Academics

Our Academic Life

An Overview

Intellectual Formation

Blessed Iwene Tansi Major Seminary places a high emphasis on the intellectual formation of the seminarians. She takes diligent care in the quality of intellectual formation of the seminarians. This diligence is animated by that foundational desire to raise priests fit for our age, an age growing increasingly in complexity and the mistrust of the rationality of faith. The Seminary is in no doubt that if priests of today are not rigorously and soundly intellectually formed, they will hardly stand effectively as teachers of faith. “The very situation of the Church today demands increasingly that teachers be truly able to face the complexity of the times and that they be in a position to face competently, with clarity and deep reasoning, the questions about meaning which are put by the people of today, questions which can only receive a full and definitive reply in the Gospel of Jesus Christ.” (Pastores Dabo Vobis, 56).

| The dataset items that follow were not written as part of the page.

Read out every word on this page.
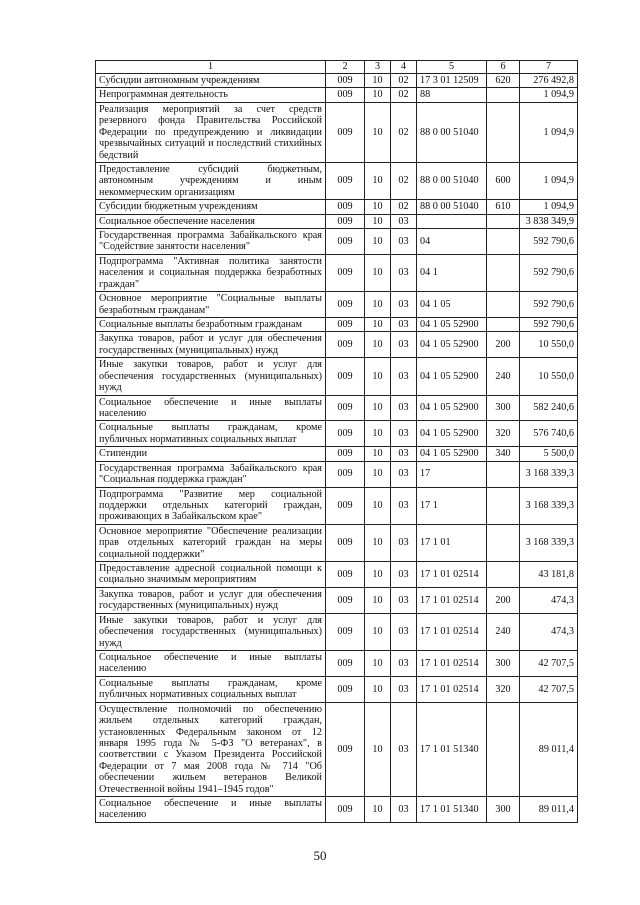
1	2	3	4	5	6	7
Субсидии автономным учреждениям	009	10	02	17 3 01 12509	620	276 492,8
Непрограммная деятельность	009	10	02	88		1 094,9
Реализация мероприятий за счет средств резервного фонда Правительства Российской Федерации по предупреждению и ликвидации чрезвычайных ситуаций и последствий стихийных бедствий	009	10	02	88 0 00 51040		1 094,9
Предоставление субсидий бюджетным, автономным учреждениям и иным некоммерческим организациям	009	10	02	88 0 00 51040	600	1 094,9
Субсидии бюджетным учреждениям	009	10	02	88 0 00 51040	610	1 094,9
Социальное обеспечение населения	009	10	03			3 838 349,9
Государственная программа Забайкальского края "Содействие занятости населения"	009	10	03	04		592 790,6
Подпрограмма "Активная политика занятости населения и социальная поддержка безработных граждан"	009	10	03	04 1		592 790,6
Основное мероприятие "Социальные выплаты безработным гражданам"	009	10	03	04 1 05		592 790,6
Социальные выплаты безработным гражданам	009	10	03	04 1 05 52900		592 790,6
Закупка товаров, работ и услуг для обеспечения государственных (муниципальных) нужд	009	10	03	04 1 05 52900	200	10 550,0
Иные закупки товаров, работ и услуг для обеспечения государственных (муниципальных) нужд	009	10	03	04 1 05 52900	240	10 550,0
Социальное обеспечение и иные выплаты населению	009	10	03	04 1 05 52900	300	582 240,6
Социальные выплаты гражданам, кроме публичных нормативных социальных выплат	009	10	03	04 1 05 52900	320	576 740,6
Стипендии	009	10	03	04 1 05 52900	340	5 500,0
Государственная программа Забайкальского края "Социальная поддержка граждан"	009	10	03	17		3 168 339,3
Подпрограмма "Развитие мер социальной поддержки отдельных категорий граждан, проживающих в Забайкальском крае"	009	10	03	17 1		3 168 339,3
Основное мероприятие "Обеспечение реализации прав отдельных категорий граждан на меры социальной поддержки"	009	10	03	17 1 01		3 168 339,3
Предоставление адресной социальной помощи к социально значимым мероприятиям	009	10	03	17 1 01 02514		43 181,8
Закупка товаров, работ и услуг для обеспечения государственных (муниципальных) нужд	009	10	03	17 1 01 02514	200	474,3
Иные закупки товаров, работ и услуг для обеспечения государственных (муниципальных) нужд	009	10	03	17 1 01 02514	240	474,3
Социальное обеспечение и иные выплаты населению	009	10	03	17 1 01 02514	300	42 707,5
Социальные выплаты гражданам, кроме публичных нормативных социальных выплат	009	10	03	17 1 01 02514	320	42 707,5
Осуществление полномочий по обеспечению жильем отдельных категорий граждан, установленных Федеральным законом от 12 января 1995 года № 5-ФЗ "О ветеранах", в соответствии с Указом Президента Российской Федерации от 7 мая 2008 года № 714 "Об обеспечении жильем ветеранов Великой Отечественной войны 1941–1945 годов"	009	10	03	17 1 01 51340		89 011,4
Социальное обеспечение и иные выплаты населению	009	10	03	17 1 01 51340	300	89 011,4
50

Aware that “much of the effectiveness of the training offered depends on the maturity and strength of personality of those entrusted with formation” (Pastores Dabo Vobis, 66), the Seminary is stuffed with qualified and certified lecturers. Seminarians are bound to attend all lectures. Although certain courses rank higher than others in credit load, every course is considered important, and is studied in rights relation to others. Furthermore, though the intellectual formation is based and built above all on the study of theology, the curriculum also features courses like Psychology, Health-care, Accounting, Social Communication, and African Traditional Religion and Culture. This is in line with the aspiration that future priests learn to speak the language of their time and offer an answer to their questions.

Under the direction of a supervisor, seminarians are directed to choose topics on which they would thoroughly research, critically reflect and systematically write on. This exercise, which is geared towards improving the literary ability of the seminarians and helping them to cultivate critical and reflective minds, forms an important part of the curriculum.

In addition to all these, the Seminary’s Academic Unit organizes conferences, seminars and symposia, and even arranges for field research and excursions, as a way of making class come alive and in order to bring students face to face with difficulties met in the context of classroom discussions and individual study. Seminarians also engage in discussions and debates among themselves as well as with students of other seminaries and higher institutions.

In the light of all these, examinations are understood as “a harvest of efforts”; “a celebration of learning”. And this is what it has been whether in internal or external examinations.

St Thomas Aquinas said

The knowledge of God is the cause of things. For the knowledge of God is to all creatures what the knowledge of the artificer is to things made by his art.